Taxonomic composition analysis.

The assembled sequences were aligned with the viral reference sequence protein database (84) on the MetaVir website by using BLASTx (E value < 10⁻³; the composition type was the best BLAST hit number) (85). Viral taxonomic composition analysis was computed by GAAS (86). The average abundance was calculated as DNA reads per kilobase of the transcript (gene) per million reads mapped (DNA-RPKM; this is equal to the number of reads mapped to the contig and normalized by the contig length and per million mappable reads) (87) using Bowtie2 (version 2.1.0) (88) and SAMtools (version 1.1) (89). The abundances of all contigs annotated into one viral population were added as the viral population’s abundance. The 10 most abundant viral populations and specific viral groups were ranked by their total relative abundance of all seven stations. Specific viral groups were clustered by the classification of their corresponding hosts.

Functional analysis and phylogenetic analysis.

ORF prediction was completed using MetaGeneMark (version 2.10) (90). The ORFs were aligned to the COG data set for functional gene annotation based on BLASTp (E value < 10⁻³) on the WebMGA website (91). The cd-hit program (version 4.6) was used to remove redundant ORFs (95% identity) (10, 92, 93). Two conserved domains, viral terminase large subunit (terL, PF03237) for Caudovirales and the major capsid protein (mcp, PF04451) for the NCLDVs, were searched in nonredundant ORFs by BLASTp (E value < 10⁻³). The aligned ORFs with fewer than 150 amino acids or a total score of <300 (terL)/150 (mcp) were filtered out. Maximum-likelihood phylogenetic trees were constructed using the Jones-Taylor-Thornton substitution model and modified by using MEGA (version 6.06) (94). The bootstrap (100 iterations) method was used to test phylogeny.

Comparison of viromes and statistical analysis.

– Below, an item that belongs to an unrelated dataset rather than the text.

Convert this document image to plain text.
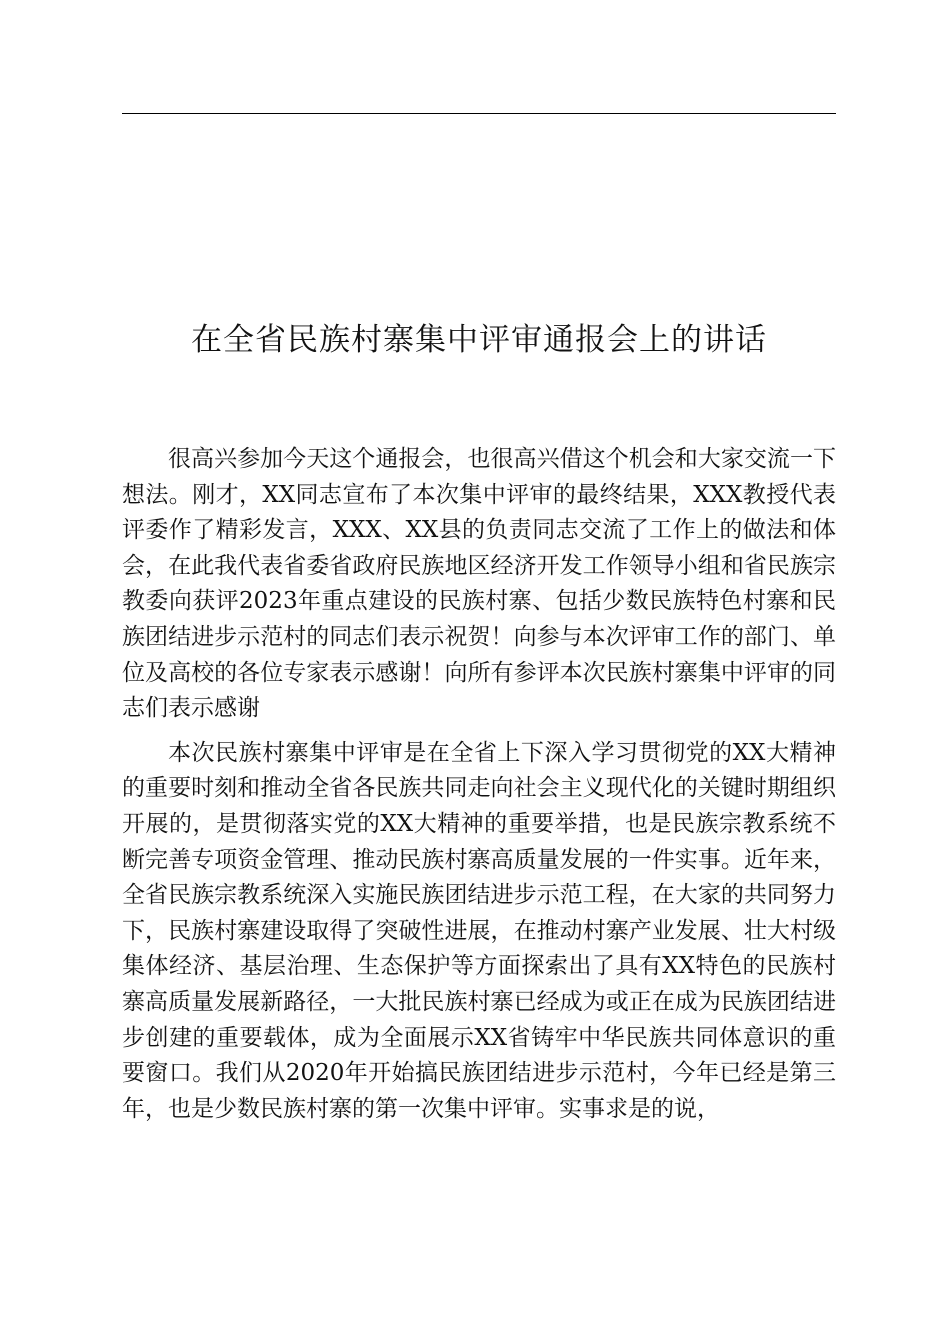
在全省民族村寨集中评审通报会上的讲话

很高兴参加今天这个通报会，也很高兴借这个机会和大家交流一下想法。刚才，XX同志宣布了本次集中评审的最终结果，XXX教授代表评委作了精彩发言，XXX、XX县的负责同志交流了工作上的做法和体会，在此我代表省委省政府民族地区经济开发工作领导小组和省民族宗教委向获评2023年重点建设的民族村寨、包括少数民族特色村寨和民族团结进步示范村的同志们表示祝贺！向参与本次评审工作的部门、单位及高校的各位专家表示感谢！向所有参评本次民族村寨集中评审的同志们表示感谢

本次民族村寨集中评审是在全省上下深入学习贯彻党的XX大精神的重要时刻和推动全省各民族共同走向社会主义现代化的关键时期组织开展的，是贯彻落实党的XX大精神的重要举措，也是民族宗教系统不断完善专项资金管理、推动民族村寨高质量发展的一件实事。近年来，全省民族宗教系统深入实施民族团结进步示范工程，在大家的共同努力下，民族村寨建设取得了突破性进展，在推动村寨产业发展、壮大村级集体经济、基层治理、生态保护等方面探索出了具有XX特色的民族村寨高质量发展新路径，一大批民族村寨已经成为或正在成为民族团结进步创建的重要载体，成为全面展示XX省铸牢中华民族共同体意识的重要窗口。我们从2020年开始搞民族团结进步示范村，今年已经是第三年，也是少数民族村寨的第一次集中评审。实事求是的说，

Viromes were compared to each other on MetaVir (32, 86). The dissimilarity matrix was based on the tetranucleotide frequency variation (32). The Bray-Curtis distance was then calculated using R software (version 3.3.0). A dendrogram was plotted using the CLUSTER package (95).

To compare the alpha-diversity of seven NSVs to other marine viromes, the Shannon H′ diversity of the surface viromes (61 samples) of the GOV2.0 data set was collected from the iVirus, which is a subproject of iMicrobe (http://data.imicrobe.us/).

One-way ANOVA was used to analyze the differences among different groups of factors (SPSS). Linear regression and Pearson correlation analysis were used to analyze the relationship between viruses and environmental factors. Cubic regression was used to analyze the relationship between the Shannon H′ diversity of the 68 surface viromes and latitude. Bioenv analysis and the Mantel test were performed using the VEGAN package (96).

Network analysis.

Potential interactions between viral populations and hosts were determined through the modeling of the viral and host community in a network structure (97–99). All possible pairwise correlations (Spearman) between those viral populations and host OTUs were calculated using the “psych” package in R software (100). Only robust (R > 0.8 or R < −0.8) and statistically significant (P < 0.01) correlations were included into the network analysis. Network visualization was performed with Gephi version 0.9.2 (101). In a network graph, each node represents a viral population or host OTU indicating an individual taxon. The edge of two nodes represents positive or negative correlations between the viral populations and host OTUs.

Data availability.

All reads in this study were submitted to NCBI Sequence Read Achieve (SRA). The SRA accession numbers of viromes are SRR4131952, SRR4131953, SRR4131954, SRR4131955, SRR4131956, SRR4131957, and SRR4131958. The project accession number of 18S rRNA genes is PRJNA703440. The project accession number of 16S rRNA genes is PRJNA703722.